Performance & Scaling

DTW dominates the wall-clock time of a Baleen run; everything after it (HMM, aggregation) is comparatively cheap. This page covers the DTW backend, memory behaviour, and the knobs that control throughput.

DTW backend

The baleen._dtw module is a thin shim over the krill engine. The backend is selected by which krill wheel is installed plus device presence — not by a compile-time flag:

  • GPU when krill's cu122 wheel is installed and a CUDA device is present.
  • CPU otherwise (krill's plain wheel, or no device).

Check which one is active:

from baleen._dtw import backend, is_available
print("DTW backend:", backend())     # "gpu" or "cpu"
print("GPU available:", is_available())

Force a backend per run:

Flag Effect
--cuda 0 / --cuda 0,1 / --cuda all Use the listed GPU device(s).
--no-cuda Force the CPU backend.
--gpu-memory-limit BYTES Cap the GPU memory budget for concurrent DTW workers.

CUDA kernel characteristics

  • FP32 only. The kernel is templated on float; FP16 is deliberately not used because it cripples Pascal consumer GPUs (1/64 FP32 throughput).
  • Wavefront parallelism — one thread per row of the cost matrix sweeping the anti-diagonal, blockDim.x = 1024, three rolling diagonals in shared memory.
  • One block per pair in pairwise mode; the grid spans all comparisons.
  • No Sakoe-Chiba band. A soft-band variant was tried and reverted: marking out-of-band cells as infinite without shrinking the thread count or diagonal count is pure overhead on a latency-bound kernel.

Streaming architecture & memory

DTW → HMM → aggregation are fused per contig: each worker computes a contig, writes its site_results rows and mod-BAM slice to per_contig/, then frees the in-memory result before returning a lightweight summary. The main process merges the slices at the end.
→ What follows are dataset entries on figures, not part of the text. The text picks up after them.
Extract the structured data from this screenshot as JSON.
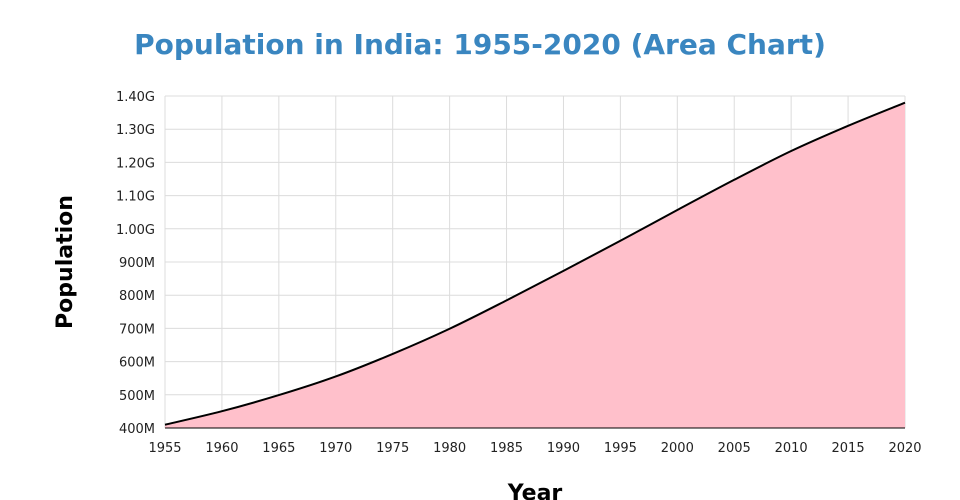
{
  "title": "Population in India: 1955-2020 (Area Chart)",
  "colors": {
    "title": "#3a86c0",
    "area_fill": "#ffc0cb",
    "line": "#000000",
    "grid": "#dcdcdc"
  },
  "chart_data": {
    "type": "area",
    "title": "Population in India: 1955-2020 (Area Chart)",
    "xlabel": "Year",
    "ylabel": "Population",
    "grid": true,
    "legend": "none",
    "x": [
      1955,
      1960,
      1965,
      1970,
      1975,
      1980,
      1985,
      1990,
      1995,
      2000,
      2005,
      2010,
      2015,
      2020
    ],
    "values": [
      409880000,
      450550000,
      499120000,
      555190000,
      623100000,
      698950000,
      784360000,
      873280000,
      963920000,
      1056580000,
      1147610000,
      1234280000,
      1310150000,
      1380000000
    ],
    "xlim": [
      1955,
      2020
    ],
    "ylim": [
      400000000,
      1400000000
    ],
    "x_ticks": [
      1955,
      1960,
      1965,
      1970,
      1975,
      1980,
      1985,
      1990,
      1995,
      2000,
      2005,
      2010,
      2015,
      2020
    ],
    "x_tick_labels": [
      "1955",
      "1960",
      "1965",
      "1970",
      "1975",
      "1980",
      "1985",
      "1990",
      "1995",
      "2000",
      "2005",
      "2010",
      "2015",
      "2020"
    ],
    "y_ticks": [
      400000000,
      500000000,
      600000000,
      700000000,
      800000000,
      900000000,
      1000000000,
      1100000000,
      1200000000,
      1300000000,
      1400000000
    ],
    "y_tick_labels": [
      "400M",
      "500M",
      "600M",
      "700M",
      "800M",
      "900M",
      "1.00G",
      "1.10G",
      "1.20G",
      "1.30G",
      "1.40G"
    ]
  }
}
The practical consequence: peak memory stays bounded regardless of transcriptome size — you do not accumulate every contig's per-position read-name lists in RAM. This is what lets Baleen process thousands of contigs without OOM.

Throughput knobs

Flag Effect on performance
--threads N Parallel contig workers (ProcessPoolExecutor). More workers = more concurrency.
--subsample-n N Caps reads per condition per contig (default 300). Fewer reads → fewer DTW pairs → faster, at some statistical cost.
--no-subsample Disables the cap — slower, more memory, on deep data.
--min-depth / --depth-mode Skip shallow contigs entirely.
--target Restrict to specific contigs.

--threads controls contig parallelism

krill eventalign runs in-process, not as a separate multithreaded subprocess, so there is no per-call thread budget to balance. --threads simply sets how many contig workers run in parallel.

Resuming long runs

--resume reuses per-contig slices already under <output_dir>/per_contig/, skipping their workers entirely. A .run_params.json fingerprint of the inputs and run-affecting parameters guards correctness: if anything drifted, the resume aborts and lists the mismatches rather than silently mixing incompatible results. See the CLI Reference.